AVNW thesis for this cash-secured put
The market-implied 1-standard-deviation range for AVNW extends from approximately $13.78 on the downside to $18.54 on the upside. A AVNW cash-secured put lets a trader earn premium while waiting to acquire AVNW at the strike price; the strategy is most attractive when the trader is comfortable holding the underlying at that level and IV is rich enough to compensate for the assignment risk. Current AVNW IV rank near 6.03% sits in the lower third of its 1-year distribution, where IV often re-expands toward the mean; this favors premium-buying structures and disadvantages premium-selling structures on AVNW at 51.30%. As a Technology name, AVNW options can move on sector-level news flow (peer earnings, regulatory updates, industry-specific macro data) in addition to AVNW-specific events.
AVNW cash-secured put positions are structurally neutral to slightly bullish; the modeled P&L assumes European-style exercise at expiration and ignores early assignment, transaction costs, dividends paid before expiry on the stock leg (when present), and the bid-ask spread on the listed chain. AVNW positions also carry Technology sector concentration risk; news flow inside the sector (peer earnings, regulatory shifts, supply-chain headlines) can move AVNW alongside the broader basket even when AVNW-specific fundamentals are unchanged. Short-premium structures like a cash-secured put on AVNW carry tail risk when realized volatility exceeds the implied move; review historical AVNW earnings reactions and macro stress periods before sizing. Always rebuild the position from current AVNW chain quotes before placing a trade.

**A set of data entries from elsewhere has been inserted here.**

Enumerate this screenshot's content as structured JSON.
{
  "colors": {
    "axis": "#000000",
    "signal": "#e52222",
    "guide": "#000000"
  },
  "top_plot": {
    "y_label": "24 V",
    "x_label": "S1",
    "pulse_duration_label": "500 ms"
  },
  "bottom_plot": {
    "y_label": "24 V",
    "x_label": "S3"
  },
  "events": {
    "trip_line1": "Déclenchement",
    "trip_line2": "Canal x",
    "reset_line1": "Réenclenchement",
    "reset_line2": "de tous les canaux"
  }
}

Frequently asked questions
- What is a cash-secured put on AVNW?
- A cash-secured put on AVNW is the cash-secured put strategy applied to AVNW (stock). The strategy is structurally neutral to slightly bullish: A cash-secured put sells an out-of-the-money put while holding cash equal to the strike-times-100 obligation, keeping the premium when the underlying stays above the strike. With AVNW stock trading near $16.16, the strikes shown on this page are snapped to the nearest listed AVNW chain strike and the premiums come straight from the end-of-day bid/ask midpoint.
- How are AVNW cash-secured put max profit and max loss calculated?
- Max profit equals premium times 100; max loss equals strike minus premium times 100 (at zero, assuming assignment). Breakeven is strike minus premium. For the AVNW cash-secured put priced from the end-of-day chain at a 30-day expiry (ATM IV 51.30%), the computed maximum profit is unbounded per contract and the computed maximum loss is unbounded per contract. Live intraday quotes will differ as the chain moves through the trading session.
- What is the breakeven for a AVNW cash-secured put?
- The breakeven for the AVNW cash-secured put priced on this page is no defined breakeven on the modeled curve at expiration, derived from end-of-day chain premiums. Breakeven is the underlying price at which the strategy's P&L crosses zero ignoring transaction costs and assignment risk. The current AVNW market-implied 1-standard-deviation expected move is approximately 14.71%; if the move sits well outside the breakeven distance, the structure's risk-reward becomes correspondingly tighter.
- When should you consider a cash-secured put on AVNW?
- Cash-secured puts on AVNW earn premium while a trader waits to acquire AVNW stock at a target strike below the current quote; most attractive when IV is rich and the trader is comfortable owning AVNW.
- How does current AVNW implied volatility affect this cash-secured put?
- AVNW ATM IV is at 51.30% with IV rank near 6.03%, which is on the low end of its 1-year range. Premium-buying structures (long call, long put, debit spreads) are relatively cheap in this regime; premium-selling structures collect less credit per unit risk.